Structure Seer – a machine learning model for chemical structure elucidation from node labelling of a molecular graph
Literature Information
Joseph C. Bear
The identification of a compound's chemical structure remains one of the most crucial everyday tasks in chemistry. Among the vast range of existing analytical techniques NMR spectroscopy remains one of the most powerful tools. As a step towards structure prediction from experimental NMR spectra, this article introduces a novel machine-learning (ML) Structure Seer model that is designed to provide a quantitative probabilistic prediction on the connectivity of the atoms based on the information on the elemental composition of the molecule along with a list of atom-attributed isotropic shielding constants, obtained via quantum chemical methods based on a Hartree–Fock calculation. The utilization of shielding constants in the approach instead of NMR chemical shifts helps overcome challenges linked to the relatively limited sizes of datasets comprising reliably measured spectra. Additionally, our approach holds significant potential for scalability, as it can harness vast amounts of information on known chemical structures for the model's learning process.

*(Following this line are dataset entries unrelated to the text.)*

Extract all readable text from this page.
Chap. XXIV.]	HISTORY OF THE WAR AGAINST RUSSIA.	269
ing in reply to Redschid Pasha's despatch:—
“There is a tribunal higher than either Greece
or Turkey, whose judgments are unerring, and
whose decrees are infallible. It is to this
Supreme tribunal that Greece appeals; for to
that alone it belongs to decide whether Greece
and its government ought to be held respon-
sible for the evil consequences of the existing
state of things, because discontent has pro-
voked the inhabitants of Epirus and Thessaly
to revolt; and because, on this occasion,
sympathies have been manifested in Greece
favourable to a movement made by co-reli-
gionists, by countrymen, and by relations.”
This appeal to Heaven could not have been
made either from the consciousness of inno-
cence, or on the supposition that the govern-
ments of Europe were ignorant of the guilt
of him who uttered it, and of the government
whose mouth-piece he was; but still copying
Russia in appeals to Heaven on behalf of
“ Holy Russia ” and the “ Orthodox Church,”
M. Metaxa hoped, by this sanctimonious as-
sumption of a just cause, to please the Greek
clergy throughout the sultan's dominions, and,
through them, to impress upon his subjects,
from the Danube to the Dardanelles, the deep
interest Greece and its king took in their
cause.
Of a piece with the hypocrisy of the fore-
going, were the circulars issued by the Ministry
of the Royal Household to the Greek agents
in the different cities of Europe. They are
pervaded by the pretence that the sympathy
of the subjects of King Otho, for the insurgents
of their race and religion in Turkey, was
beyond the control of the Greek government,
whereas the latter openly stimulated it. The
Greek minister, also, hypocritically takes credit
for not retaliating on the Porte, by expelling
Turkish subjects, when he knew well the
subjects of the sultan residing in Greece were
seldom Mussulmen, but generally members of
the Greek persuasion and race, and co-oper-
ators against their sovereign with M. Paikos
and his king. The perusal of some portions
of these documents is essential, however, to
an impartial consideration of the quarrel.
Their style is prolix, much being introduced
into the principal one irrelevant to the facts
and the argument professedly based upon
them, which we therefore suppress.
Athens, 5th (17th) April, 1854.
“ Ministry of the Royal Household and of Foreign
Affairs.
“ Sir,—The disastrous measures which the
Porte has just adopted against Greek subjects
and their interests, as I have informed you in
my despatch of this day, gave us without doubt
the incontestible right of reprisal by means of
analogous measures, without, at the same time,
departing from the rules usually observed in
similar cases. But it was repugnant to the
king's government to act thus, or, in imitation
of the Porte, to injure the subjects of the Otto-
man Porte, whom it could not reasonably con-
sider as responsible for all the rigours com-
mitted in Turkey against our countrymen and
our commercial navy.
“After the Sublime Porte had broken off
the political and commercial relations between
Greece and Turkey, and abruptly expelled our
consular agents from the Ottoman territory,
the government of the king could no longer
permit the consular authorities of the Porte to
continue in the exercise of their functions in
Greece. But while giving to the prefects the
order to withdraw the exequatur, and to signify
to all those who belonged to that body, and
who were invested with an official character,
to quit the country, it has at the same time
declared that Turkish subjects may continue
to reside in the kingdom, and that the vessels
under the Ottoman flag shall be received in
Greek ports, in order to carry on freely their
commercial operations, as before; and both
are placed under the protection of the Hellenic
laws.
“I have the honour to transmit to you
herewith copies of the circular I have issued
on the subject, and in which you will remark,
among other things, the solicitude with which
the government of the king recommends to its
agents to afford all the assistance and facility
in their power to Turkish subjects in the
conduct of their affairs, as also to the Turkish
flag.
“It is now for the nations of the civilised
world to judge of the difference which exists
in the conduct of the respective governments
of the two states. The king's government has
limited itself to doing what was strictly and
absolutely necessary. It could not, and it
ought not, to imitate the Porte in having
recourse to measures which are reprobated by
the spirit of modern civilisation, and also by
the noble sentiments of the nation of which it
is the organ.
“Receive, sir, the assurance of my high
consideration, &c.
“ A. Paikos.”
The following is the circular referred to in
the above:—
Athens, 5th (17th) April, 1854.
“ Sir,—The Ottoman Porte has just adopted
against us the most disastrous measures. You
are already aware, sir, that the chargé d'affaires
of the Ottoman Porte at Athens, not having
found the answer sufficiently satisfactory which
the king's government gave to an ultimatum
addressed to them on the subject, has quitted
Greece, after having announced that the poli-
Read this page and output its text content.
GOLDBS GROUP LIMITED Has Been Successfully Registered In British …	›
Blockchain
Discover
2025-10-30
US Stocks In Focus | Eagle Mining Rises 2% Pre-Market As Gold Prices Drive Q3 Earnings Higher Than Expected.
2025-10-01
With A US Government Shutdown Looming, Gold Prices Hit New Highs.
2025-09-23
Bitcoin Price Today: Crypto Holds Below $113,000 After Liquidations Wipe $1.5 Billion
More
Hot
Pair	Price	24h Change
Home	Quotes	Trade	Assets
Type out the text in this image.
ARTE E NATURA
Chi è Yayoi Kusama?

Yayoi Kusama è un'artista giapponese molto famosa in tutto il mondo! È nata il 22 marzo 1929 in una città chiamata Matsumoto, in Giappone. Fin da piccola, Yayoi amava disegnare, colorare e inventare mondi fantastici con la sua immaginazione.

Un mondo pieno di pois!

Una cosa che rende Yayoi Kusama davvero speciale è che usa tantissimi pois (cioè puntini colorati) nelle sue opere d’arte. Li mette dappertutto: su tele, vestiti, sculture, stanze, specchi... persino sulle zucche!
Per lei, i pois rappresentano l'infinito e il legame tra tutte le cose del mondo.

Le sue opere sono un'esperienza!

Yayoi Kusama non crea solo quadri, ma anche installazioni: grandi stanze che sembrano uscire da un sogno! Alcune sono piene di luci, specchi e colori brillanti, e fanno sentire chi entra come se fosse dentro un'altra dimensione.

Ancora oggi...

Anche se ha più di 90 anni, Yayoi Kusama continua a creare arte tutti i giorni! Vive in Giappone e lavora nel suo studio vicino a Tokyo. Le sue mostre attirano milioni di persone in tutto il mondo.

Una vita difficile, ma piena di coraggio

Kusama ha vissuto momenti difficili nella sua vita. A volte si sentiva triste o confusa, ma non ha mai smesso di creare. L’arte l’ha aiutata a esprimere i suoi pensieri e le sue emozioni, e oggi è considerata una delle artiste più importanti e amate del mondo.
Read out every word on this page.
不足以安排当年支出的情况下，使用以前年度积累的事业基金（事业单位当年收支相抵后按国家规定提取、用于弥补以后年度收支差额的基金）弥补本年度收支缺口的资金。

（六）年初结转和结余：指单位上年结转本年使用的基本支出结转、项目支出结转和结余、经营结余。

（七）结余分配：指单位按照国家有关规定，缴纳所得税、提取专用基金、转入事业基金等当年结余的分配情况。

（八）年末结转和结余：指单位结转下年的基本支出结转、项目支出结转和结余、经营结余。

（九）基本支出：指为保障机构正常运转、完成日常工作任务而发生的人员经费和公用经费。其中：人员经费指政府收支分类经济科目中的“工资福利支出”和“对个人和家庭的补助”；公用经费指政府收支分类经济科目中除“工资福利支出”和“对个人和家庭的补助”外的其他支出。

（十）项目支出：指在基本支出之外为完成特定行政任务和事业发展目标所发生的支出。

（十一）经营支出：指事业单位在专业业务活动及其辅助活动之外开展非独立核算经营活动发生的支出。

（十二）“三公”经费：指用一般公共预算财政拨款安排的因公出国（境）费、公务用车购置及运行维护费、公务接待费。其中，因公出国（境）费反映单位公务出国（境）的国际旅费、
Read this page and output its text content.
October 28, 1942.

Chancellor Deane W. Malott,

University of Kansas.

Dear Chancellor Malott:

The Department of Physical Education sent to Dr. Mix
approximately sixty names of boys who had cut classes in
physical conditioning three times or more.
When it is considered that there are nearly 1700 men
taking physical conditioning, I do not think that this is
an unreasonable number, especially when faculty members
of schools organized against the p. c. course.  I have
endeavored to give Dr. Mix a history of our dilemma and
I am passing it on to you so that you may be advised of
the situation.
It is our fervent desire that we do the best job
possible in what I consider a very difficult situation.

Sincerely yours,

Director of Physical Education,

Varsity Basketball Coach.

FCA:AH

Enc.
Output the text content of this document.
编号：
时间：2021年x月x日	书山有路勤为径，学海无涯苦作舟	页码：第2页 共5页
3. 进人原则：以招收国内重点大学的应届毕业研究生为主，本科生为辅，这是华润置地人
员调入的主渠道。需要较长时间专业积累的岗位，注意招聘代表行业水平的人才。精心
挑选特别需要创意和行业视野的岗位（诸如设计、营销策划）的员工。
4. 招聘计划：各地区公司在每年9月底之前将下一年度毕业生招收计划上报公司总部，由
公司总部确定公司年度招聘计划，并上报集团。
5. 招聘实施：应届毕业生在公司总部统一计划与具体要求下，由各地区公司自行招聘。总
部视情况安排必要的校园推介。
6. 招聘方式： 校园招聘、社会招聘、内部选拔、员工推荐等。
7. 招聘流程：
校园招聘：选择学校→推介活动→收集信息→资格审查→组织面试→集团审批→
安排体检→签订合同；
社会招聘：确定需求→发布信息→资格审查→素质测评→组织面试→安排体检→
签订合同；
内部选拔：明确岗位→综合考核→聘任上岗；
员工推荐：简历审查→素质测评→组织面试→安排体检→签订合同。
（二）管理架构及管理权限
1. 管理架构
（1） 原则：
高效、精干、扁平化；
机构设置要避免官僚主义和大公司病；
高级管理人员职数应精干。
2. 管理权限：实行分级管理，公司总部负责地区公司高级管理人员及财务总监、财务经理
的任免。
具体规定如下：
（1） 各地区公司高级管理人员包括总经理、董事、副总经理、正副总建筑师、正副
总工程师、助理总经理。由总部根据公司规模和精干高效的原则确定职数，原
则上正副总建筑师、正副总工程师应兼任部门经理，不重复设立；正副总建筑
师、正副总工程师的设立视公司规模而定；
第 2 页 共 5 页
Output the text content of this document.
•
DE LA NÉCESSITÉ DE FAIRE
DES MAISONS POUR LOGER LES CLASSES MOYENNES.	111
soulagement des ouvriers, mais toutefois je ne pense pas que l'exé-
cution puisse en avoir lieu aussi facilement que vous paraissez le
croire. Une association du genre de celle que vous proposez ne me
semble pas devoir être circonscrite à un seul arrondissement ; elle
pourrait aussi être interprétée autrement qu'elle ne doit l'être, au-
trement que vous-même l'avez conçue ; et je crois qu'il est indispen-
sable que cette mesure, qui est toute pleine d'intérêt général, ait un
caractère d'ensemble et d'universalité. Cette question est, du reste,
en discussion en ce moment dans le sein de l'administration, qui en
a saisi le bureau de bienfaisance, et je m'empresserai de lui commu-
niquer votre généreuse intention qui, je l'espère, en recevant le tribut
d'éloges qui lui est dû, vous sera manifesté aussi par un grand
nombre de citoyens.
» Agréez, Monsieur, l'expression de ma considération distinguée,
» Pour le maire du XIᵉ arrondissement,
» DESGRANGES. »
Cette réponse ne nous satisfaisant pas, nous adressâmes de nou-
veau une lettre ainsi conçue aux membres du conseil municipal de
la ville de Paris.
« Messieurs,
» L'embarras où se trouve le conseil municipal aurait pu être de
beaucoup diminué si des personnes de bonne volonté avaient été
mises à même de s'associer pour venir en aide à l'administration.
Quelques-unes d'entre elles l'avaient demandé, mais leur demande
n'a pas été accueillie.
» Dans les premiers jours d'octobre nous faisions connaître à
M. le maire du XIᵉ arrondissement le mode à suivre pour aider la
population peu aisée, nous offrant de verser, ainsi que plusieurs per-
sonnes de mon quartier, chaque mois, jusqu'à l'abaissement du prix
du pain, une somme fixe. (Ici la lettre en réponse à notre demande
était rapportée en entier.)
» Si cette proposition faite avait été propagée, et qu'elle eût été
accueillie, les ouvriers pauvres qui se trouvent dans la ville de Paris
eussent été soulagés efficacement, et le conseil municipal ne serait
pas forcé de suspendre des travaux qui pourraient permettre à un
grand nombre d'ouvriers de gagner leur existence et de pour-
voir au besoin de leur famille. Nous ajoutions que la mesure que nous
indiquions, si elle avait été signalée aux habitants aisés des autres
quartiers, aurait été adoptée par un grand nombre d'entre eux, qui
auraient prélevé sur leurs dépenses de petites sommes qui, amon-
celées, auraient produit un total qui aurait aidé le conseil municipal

A comprehensive evaluation of the model trained on the QM9 and custom dataset derived from the PubChem database was conducted. The trained model was demonstrated to have the capability of accurately predicting up to 100% of the bonds for selected compounds from the QM9 dataset, achieving an impressive average accuracy rate of 37.5% for predicted bonds in the test fold. The application of the model to the tasks of NMR peak attribution, structure prediction and identification is discussed, along with prospective strategies of prediction interpretation, such as similarity searches and ranking of isomeric structures.